Harry demande aux traileurs du 130 de se rapprocher afin de nous présenter. Mes amis de l’APSAM ont boycotté le sport pour venir m’encourager. Je suis heureux d’être parmi eux, j’emmagasine leurs encouragements et leurs soutiens. Les coureurs montent l’un après l’autre sur l’estrade, les applaudissements et les encouragements retentissent doublement lorsque vient mon tour. Comme dit un
coureur : « ah lui c’est un local !!! ».

Trail Du Grand Sénonais - 130km - Récit d'Romu

20h55, dernière accolade à tous mes amis, mes proches et mes enfants. On se dirige sous l’arche de départ. Dernières recommandations de Cheche, le coeur palpite de plus en plus vite, la gorge est serrée. La musique de départ retentit, elle résonne entre le marché couvert et la cathédrale, les frissons m’envahissent, le décompte commence.

 

10, 9, 8, les guerriers de la Brennus sont prêts à en découdre, le regard concentré, le combat contre soi-même va bientôt commencer.
7, 6, 5, des mois que j’attends ce moment, je revois tout ce temps passé à m’entraîner, pour réussir, pour finir, mes nerfs sont à vifs.
4, 3, 2, 1, 0, ça y est, la meute est lâchée, les supporters nous acclament, je « checke » les mains qui se tendent, 84 coureurs qui traversent la grande rue, puis les 2 ponts pour sortir de Sens.

Le quad nous laisse passer, on attaque assez fort par un chemin qui surplomb Sens. Chacun s’organise, on sait tous que la course sera longue, on sait tous qu’une faille pourrait nous faire abandonner. Je suis confiant et concentré, impossible pour moi de ne pas finir, toutes ces préparations pour abandonner, je ne peux pas y croire.
Les 1ers kilomètres passent, un groupe d’amis m’attend à l’église de St Martin. Ils mettent de l’ambiance. L’allure de mon premier kilomètre n’est pas fulgurant : 9mn50. Si je fais les 129 autres à cette allure, je ne suis pas prêt d’arriver.

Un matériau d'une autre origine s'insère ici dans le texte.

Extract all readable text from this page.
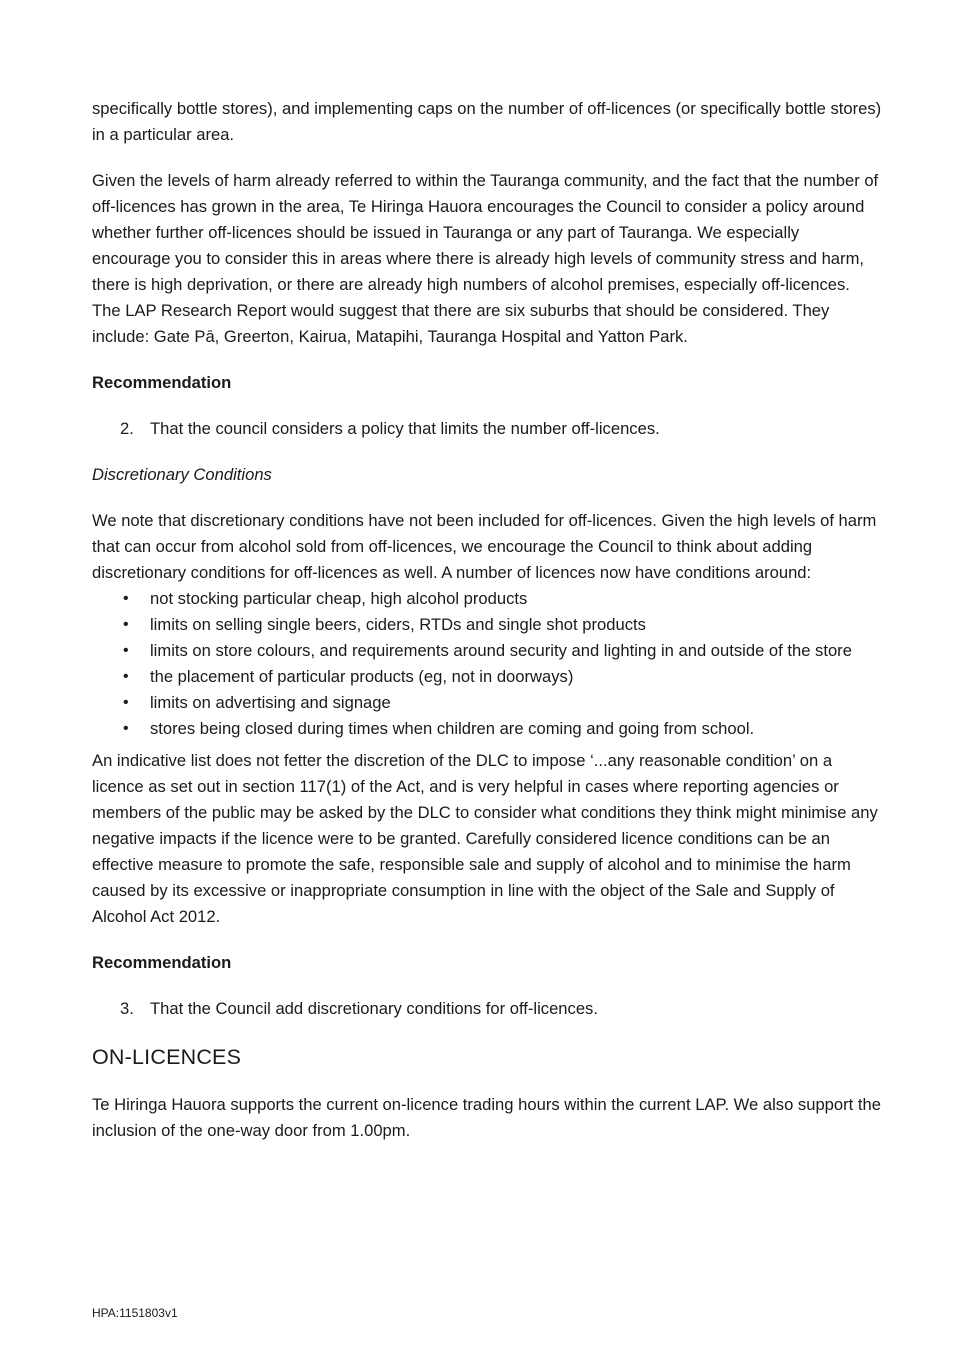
specifically bottle stores), and implementing caps on the number of off-licences (or specifically bottle stores) in a particular area.

Given the levels of harm already referred to within the Tauranga community, and the fact that the number of off-licences has grown in the area, Te Hiringa Hauora encourages the Council to consider a policy around whether further off-licences should be issued in Tauranga or any part of Tauranga. We especially encourage you to consider this in areas where there is already high levels of community stress and harm, there is high deprivation, or there are already high numbers of alcohol premises, especially off-licences. The LAP Research Report would suggest that there are six suburbs that should be considered. They include: Gate Pā, Greerton, Kairua, Matapihi, Tauranga Hospital and Yatton Park.

Recommendation
2. That the council considers a policy that limits the number off-licences.
Discretionary Conditions

We note that discretionary conditions have not been included for off-licences. Given the high levels of harm that can occur from alcohol sold from off-licences, we encourage the Council to think about adding discretionary conditions for off-licences as well. A number of licences now have conditions around:

• not stocking particular cheap, high alcohol products
• limits on selling single beers, ciders, RTDs and single shot products
• limits on store colours, and requirements around security and lighting in and outside of the store
• the placement of particular products (eg, not in doorways)
• limits on advertising and signage
• stores being closed during times when children are coming and going from school.

An indicative list does not fetter the discretion of the DLC to impose ‘...any reasonable condition’ on a licence as set out in section 117(1) of the Act, and is very helpful in cases where reporting agencies or members of the public may be asked by the DLC to consider what conditions they think might minimise any negative impacts if the licence were to be granted. Carefully considered licence conditions can be an effective measure to promote the safe, responsible sale and supply of alcohol and to minimise the harm caused by its excessive or inappropriate consumption in line with the object of the Sale and Supply of Alcohol Act 2012.

Recommendation
3. That the Council add discretionary conditions for off-licences.
ON-LICENCES

Te Hiringa Hauora supports the current on-licence trading hours within the current LAP. We also support the inclusion of the one-way door from 1.00pm.

HPA:1151803v1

Je ne compte pas le nombre de fois où mes supporters m’attendent, parfois au milieu de nulle part. Tous les chemins, je les connais par coeur, je joue à domicile, sur mon terrain de jeu, et pour preuve on passe à 200m de chez moi.

14ème km, je reprends un bon rythme : 7mn30 au km, je croise mes parents qui sont postés à des croisements, Léandre mon plus grand, avec son gilet jaune qui nous indique le chemin à prendre. Je m’arrête, le serre dans mes bras et je reprends ma route. Je suis pressé de le revoir, lui et ses frangins.

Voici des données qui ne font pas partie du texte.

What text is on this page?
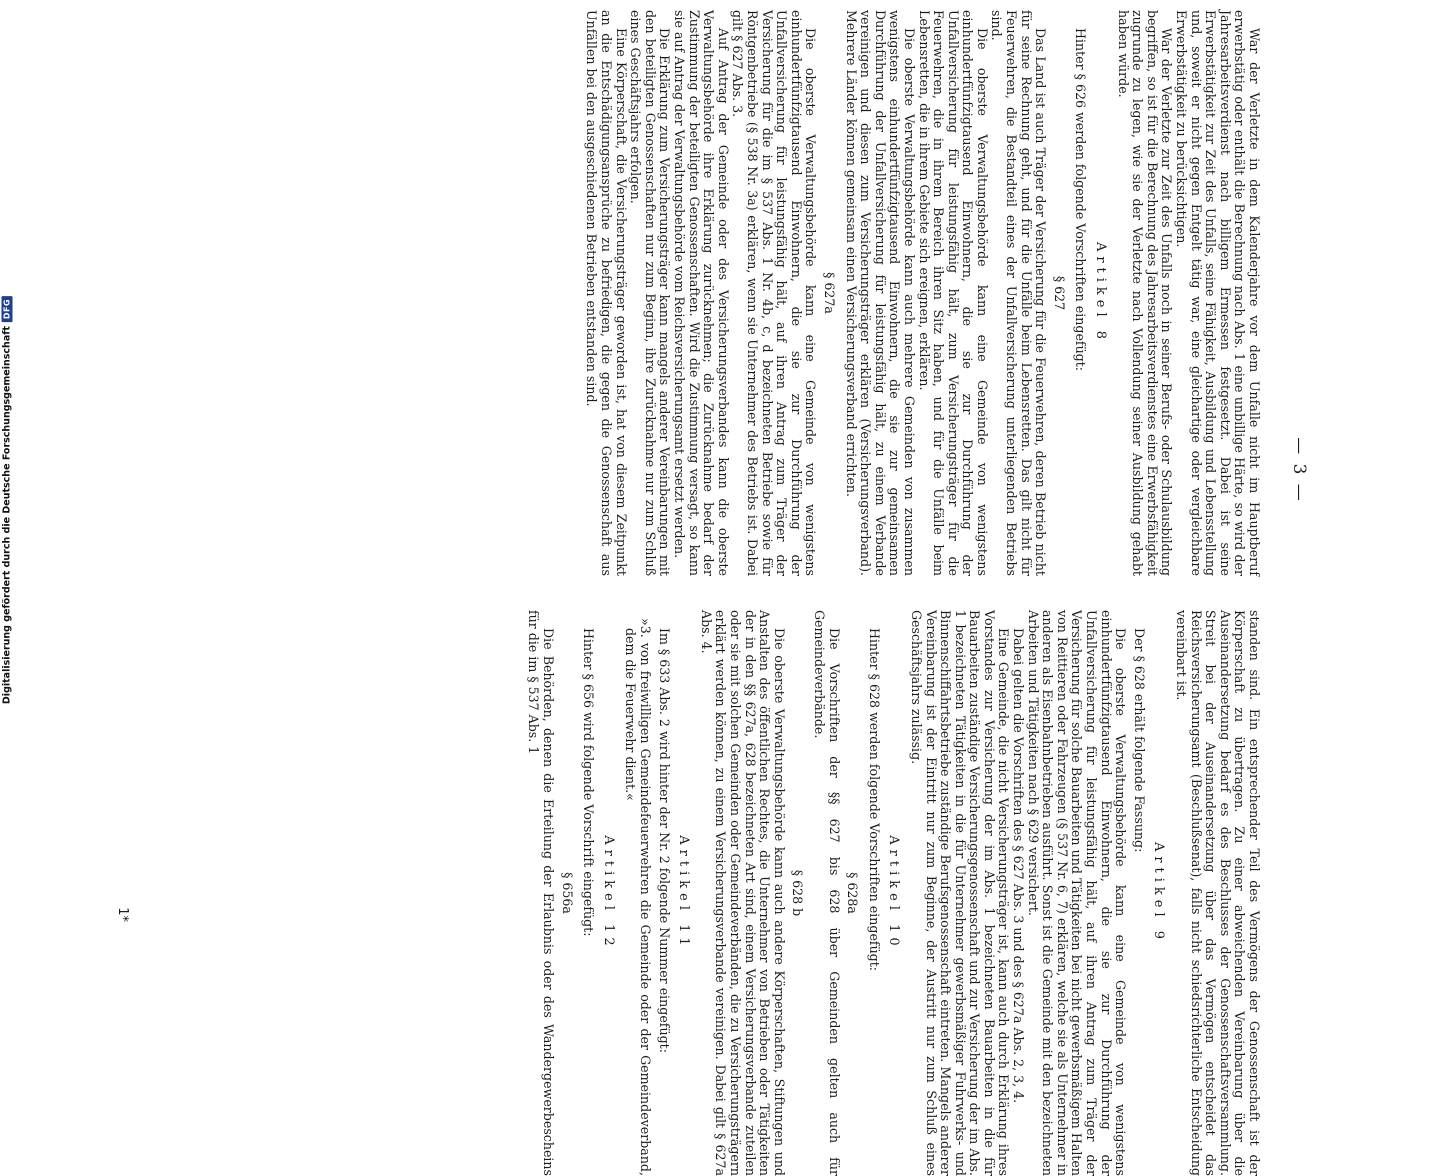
— 3 —

War der Verletzte in dem Kalenderjahre vor dem Unfalle nicht im Hauptberuf erwerbstätig oder enthält die Berechnung nach Abs. 1 eine unbillige Härte, so wird der Jahresarbeitsverdienst nach billigem Ermessen festgesetzt. Dabei ist seine Erwerbstätigkeit zur Zeit des Unfalls, seine Fähigkeit, Ausbildung und Lebensstellung und, soweit er nicht gegen Entgelt tätig war, eine gleichartige oder vergleichbare Erwerbstätigkeit zu berücksichtigen.

War der Verletzte zur Zeit des Unfalls noch in seiner Berufs- oder Schulausbildung begriffen, so ist für die Berechnung des Jahresarbeitsverdienstes eine Erwerbsfähigkeit zugrunde zu legen, wie sie der Verletzte nach Vollendung seiner Ausbildung gehabt haben würde.

Artikel 8

Hinter § 626 werden folgende Vorschriften eingefügt:

§ 627

Das Land ist auch Träger der Versicherung für die Feuerwehren, deren Betrieb nicht für seine Rechnung geht, und für die Unfälle beim Lebensretten. Das gilt nicht für Feuerwehren, die Bestandteil eines der Unfallversicherung unterliegenden Betriebs sind.

Die oberste Verwaltungsbehörde kann eine Gemeinde von wenigstens einhundertfünfzigtausend Einwohnern, die sie zur Durchführung der Unfallversicherung für leistungsfähig hält, zum Versicherungsträger für die Feuerwehren, die in ihrem Bereich ihren Sitz haben, und für die Unfälle beim Lebensretten, die in ihrem Gebiete sich ereignen, erklären.

Die oberste Verwaltungsbehörde kann auch mehrere Gemeinden von zusammen wenigstens einhundertfünfzigtausend Einwohnern, die sie zur gemeinsamen Durchführung der Unfallversicherung für leistungsfähig hält, zu einem Verbande vereinigen und diesen zum Versicherungsträger erklären (Versicherungsverband). Mehrere Länder können gemeinsam einen Versicherungsverband errichten.

§ 627a

Die oberste Verwaltungsbehörde kann eine Gemeinde von wenigstens einhundertfünfzigtausend Einwohnern, die sie zur Durchführung der Unfallversicherung für leistungsfähig hält, auf ihren Antrag zum Träger der Versicherung für die im § 537 Abs. 1 Nr. 4b, c, d bezeichneten Betriebe sowie für Röntgenbetriebe (§ 538 Nr. 3a) erklären, wenn sie Unternehmer des Betriebs ist. Dabei gilt § 627 Abs. 3.

Auf Antrag der Gemeinde oder des Versicherungsverbandes kann die oberste Verwaltungsbehörde ihre Erklärung zurücknehmen; die Zurücknahme bedarf der Zustimmung der beteiligten Genossenschaften. Wird die Zustimmung versagt, so kann sie auf Antrag der Verwaltungsbehörde vom Reichsversicherungsamt ersetzt werden.

Die Erklärung zum Versicherungsträger kann mangels anderer Vereinbarungen mit den beteiligten Genossenschaften nur zum Beginn, ihre Zurücknahme nur zum Schluß eines Geschäftsjahrs erfolgen.

Eine Körperschaft, die Versicherungsträger geworden ist, hat von diesem Zeitpunkt an die Entschädigungsansprüche zu befriedigen, die gegen die Genossenschaft aus Unfällen bei den ausgeschiedenen Betrieben entstanden sind.

standen sind. Ein entsprechender Teil des Vermögens der Genossenschaft ist der Körperschaft zu übertragen. Zu einer abweichenden Vereinbarung über die Auseinandersetzung bedarf es des Beschlusses der Genossenschaftsversammlung. Streit bei der Auseinandersetzung über das Vermögen entscheidet das Reichsversicherungsamt (Beschlußsenat), falls nicht schiedsrichterliche Entscheidung vereinbart ist.

Artikel 9

Der § 628 erhält folgende Fassung:

Die oberste Verwaltungsbehörde kann eine Gemeinde von wenigstens einhundertfünfzigtausend Einwohnern, die sie zur Durchführung der Unfallversicherung für leistungsfähig hält, auf ihren Antrag zum Träger der Versicherung für solche Bauarbeiten und Tätigkeiten bei nicht gewerbsmäßigem Halten von Reittieren oder Fahrzeugen (§ 537 Nr. 6, 7) erklären, welche sie als Unternehmer in anderen als Eisenbahnbetrieben ausführt. Sonst ist die Gemeinde mit den bezeichneten Arbeiten und Tätigkeiten nach § 629 versichert.

Dabei gelten die Vorschriften des § 627 Abs. 3 und des § 627a Abs. 2, 3, 4.

Eine Gemeinde, die nicht Versicherungsträger ist, kann auch durch Erklärung ihres Vorstandes zur Versicherung der im Abs. 1 bezeichneten Bauarbeiten in die für Bauarbeiten zuständige Versicherungsgenossenschaft und zur Versicherung der im Abs. 1 bezeichneten Tätigkeiten in die für Unternehmer gewerbsmäßiger Fuhrwerks- und Binnenschiffahrtsbetriebe zuständige Berufsgenossenschaft eintreten. Mangels anderer Vereinbarung ist der Eintritt nur zum Beginne, der Austritt nur zum Schluß eines Geschäftsjahrs zulässig.

Artikel 10

Hinter § 628 werden folgende Vorschriften eingefügt:

§ 628a

Die Vorschriften der §§ 627 bis 628 über Gemeinden gelten auch für Gemeindeverbände.

§ 628 b

Die oberste Verwaltungsbehörde kann auch andere Körperschaften, Stiftungen und Anstalten des öffentlichen Rechtes, die Unternehmer von Betrieben oder Tätigkeiten der in den §§ 627a, 628 bezeichneten Art sind, einem Versicherungsverbande zuteilen oder sie mit solchen Gemeinden oder Gemeindeverbänden, die zu Versicherungsträgern erklärt werden können, zu einem Versicherungsverbande vereinigen. Dabei gilt § 627a Abs. 4.

Artikel 11

Im § 633 Abs. 2 wird hinter der Nr. 2 folgende Nummer eingefügt:

»3. von freiwilligen Gemeindefeuerwehren die Gemeinde oder der Gemeindeverband, dem die Feuerwehr dient.«

Artikel 12

Hinter § 656 wird folgende Vorschrift eingefügt:

§ 656a

Die Behörden, denen die Erteilung der Erlaubnis oder des Wandergewerbescheins für die im § 537 Abs. 1

1*
Digitalisierung gefördert durch die Deutsche Forschungsgemeinschaft
DFG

Trail Du Grand Sénonais - 130km - Récit d'Romu

20ème km, arrivée au ravito de Collemiers, tout va bien jusque-là ! Il ne me reste plus que la distance que j’ai réalisée l’année dernière : 110 km !!! Les conditions météo sont impeccables pour courir, pas trop chaud, pas trop froid, pour l’instant ! Je reste à peine 10mn, et je repars seul.

Trail Du Grand Sénonais - 130km - Récit d'Romu

Il est 23h36, direction Villeneuve sur Yonne, dans 27 km. Je sais que ce sera long et je sais qu’une partie du trajet, je ne le connais pas. Je prends des singles dans des ravines, il faut être vigilant pour ne pas se tordre les chevilles. Je suis content de ma frontale, mon 3ème oeil, mais je le serai encore plus quand je ne l’aurai plus sur ma tête…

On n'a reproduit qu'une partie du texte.